Contrast agent-induced cardiac arrhythmias in rats

Abstract

Although no known meaningful health risks have been reported following the use of microbubble ultrasound echogenic contrast imaging agents (MUECIA) in the United States, premature ventricular contractions have been documented in a report from the Netherlands and anecdotally noted in clinical use. Based on this information, we designed a study to characterize electrocardiogram conduction abnormalities in rat hearts exposed to pulsed ultrasound following injection of contrast agent. A focused 51-mm-diameter, 3.1-MHz, transducer that had in situ (at the heart) peak rarefactional and compressional pressures of 15.9 MPa and 36.1 MPa, respectively was used to expose each heart. ECGs were recorded digitally and continuously during seven experimental intervals: ECG baseline; exposure to pulsed ultrasound without intravenous MUECIA; discontinue ultrasound exposure and then inject intravenous MUECIA; expose to pulsed ultrasound with intravenous MUECIA; discontinue ultrasound exposure; exposure to pulsed ultrasound with intravenous MUECIA; and discontinue ultrasound exposure. Rats had no meaningful conduction abnormalities when exposed to ultrasound alone or contrast agent alone but developed premature atrial and ventricular complexes and polymorphic ventricular tachycardia when contrast agent was administered intravenously and the heart exposed to pulsed ultrasound. When ultrasound exposure was concluded, cardiac arrhythmias ceased but reoccurred when ultrasound exposure was resumed.
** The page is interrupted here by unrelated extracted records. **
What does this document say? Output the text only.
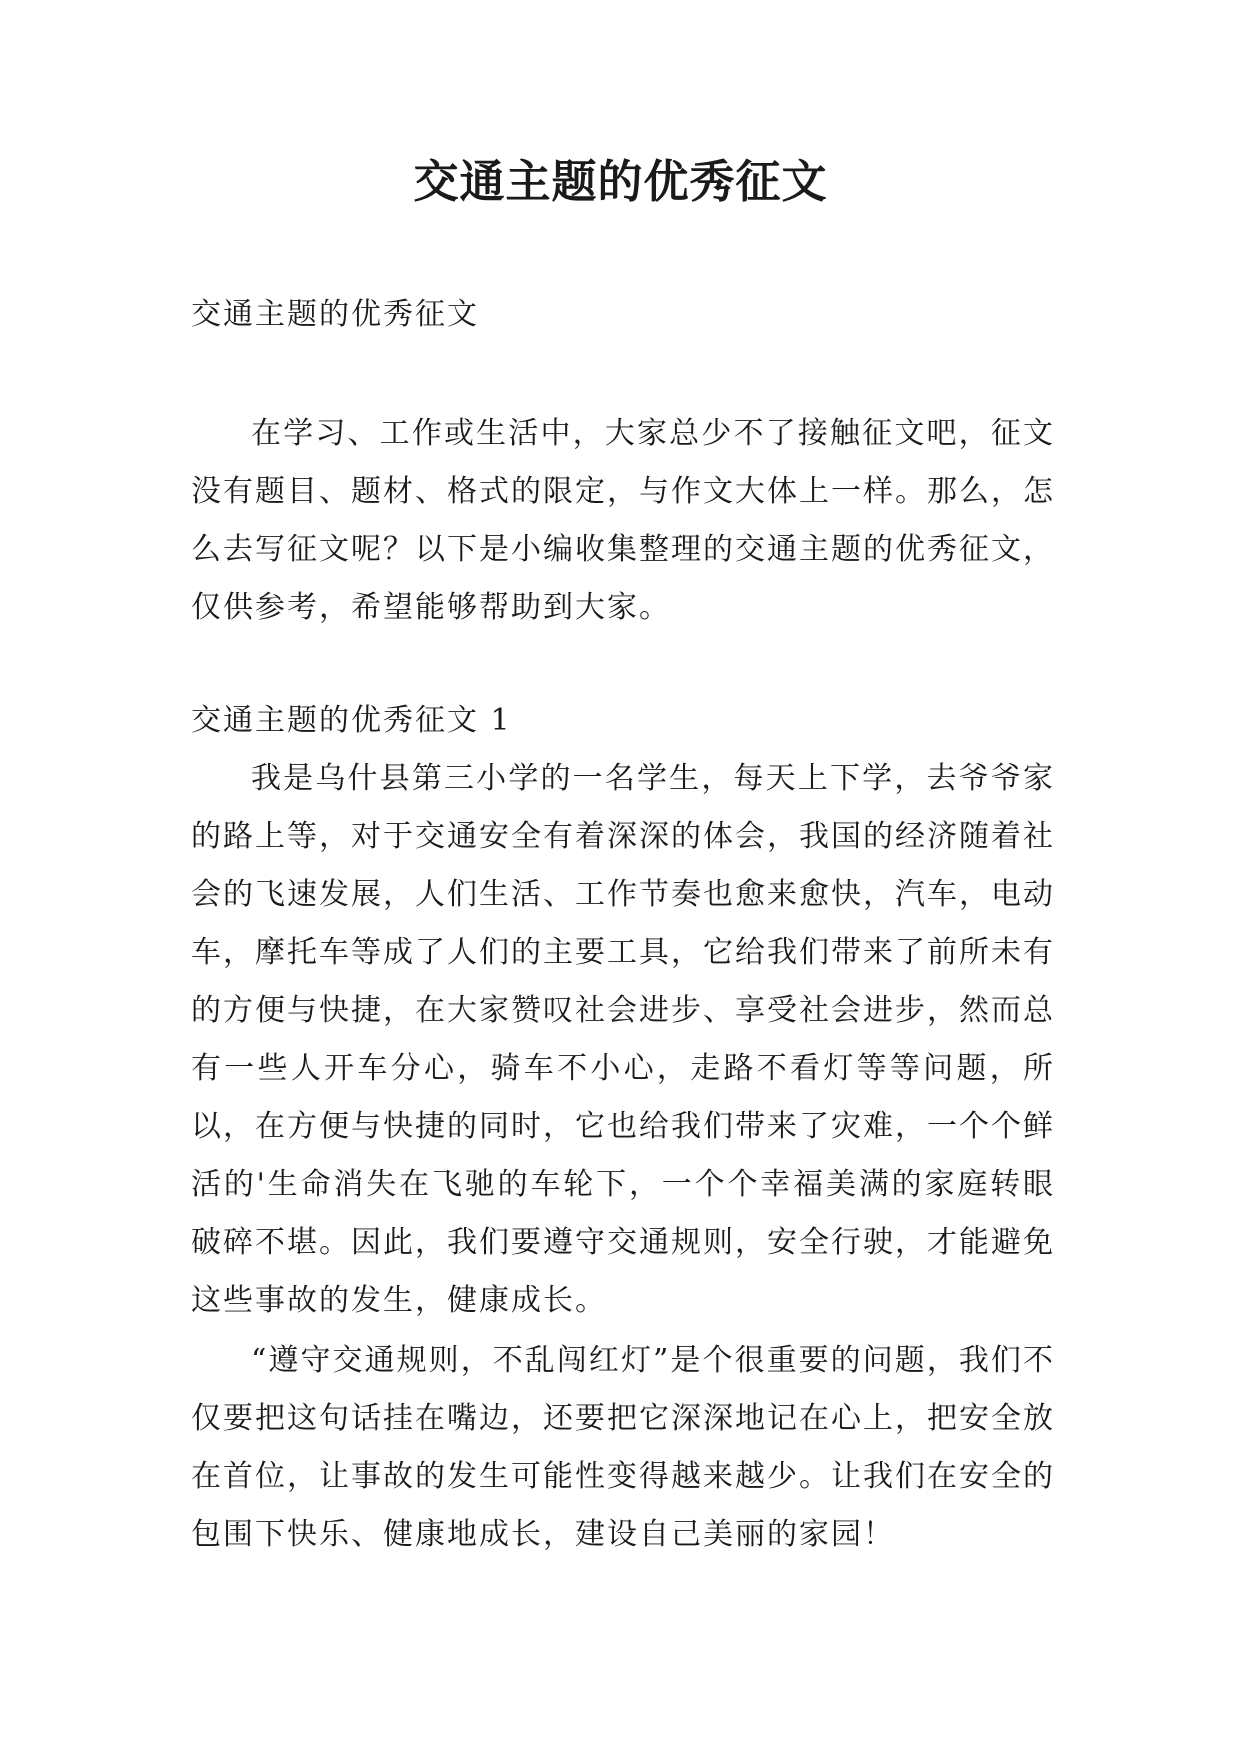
交通主题的优秀征文

交通主题的优秀征文

在学习、工作或生活中，大家总少不了接触征文吧，征文没有题目、题材、格式的限定，与作文大体上一样。那么，怎么去写征文呢？以下是小编收集整理的交通主题的优秀征文，仅供参考，希望能够帮助到大家。

交通主题的优秀征文 1

我是乌什县第三小学的一名学生，每天上下学，去爷爷家的路上等，对于交通安全有着深深的体会，我国的经济随着社会的飞速发展，人们生活、工作节奏也愈来愈快，汽车，电动车，摩托车等成了人们的主要工具，它给我们带来了前所未有的方便与快捷，在大家赞叹社会进步、享受社会进步，然而总有一些人开车分心，骑车不小心，走路不看灯等等问题，所以，在方便与快捷的同时，它也给我们带来了灾难，一个个鲜活的'生命消失在飞驰的车轮下，一个个幸福美满的家庭转眼破碎不堪。因此，我们要遵守交通规则，安全行驶，才能避免这些事故的发生，健康成长。

“遵守交通规则，不乱闯红灯”是个很重要的问题，我们不仅要把这句话挂在嘴边，还要把它深深地记在心上，把安全放在首位，让事故的发生可能性变得越来越少。让我们在安全的包围下快乐、健康地成长，建设自己美丽的家园！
Necrotic cardiac rhabdomyocytes were observed microscopically in myocardium of rats exposed to ultrasound following injection of contrast agent. Because cardiac arrhythmias were induced only when contrast agent interacted with ultrasound during exposure, the presence of myocardial lesions alone did not appear sufficient to serve as foci for ectopic electrical activity. These results suggest that microbubble contrast agent through its biomechanical interactions with pulsed ultrasound has the potential to induce conduction abnormalities leading to potentially hazardous cardiac arrhythmias.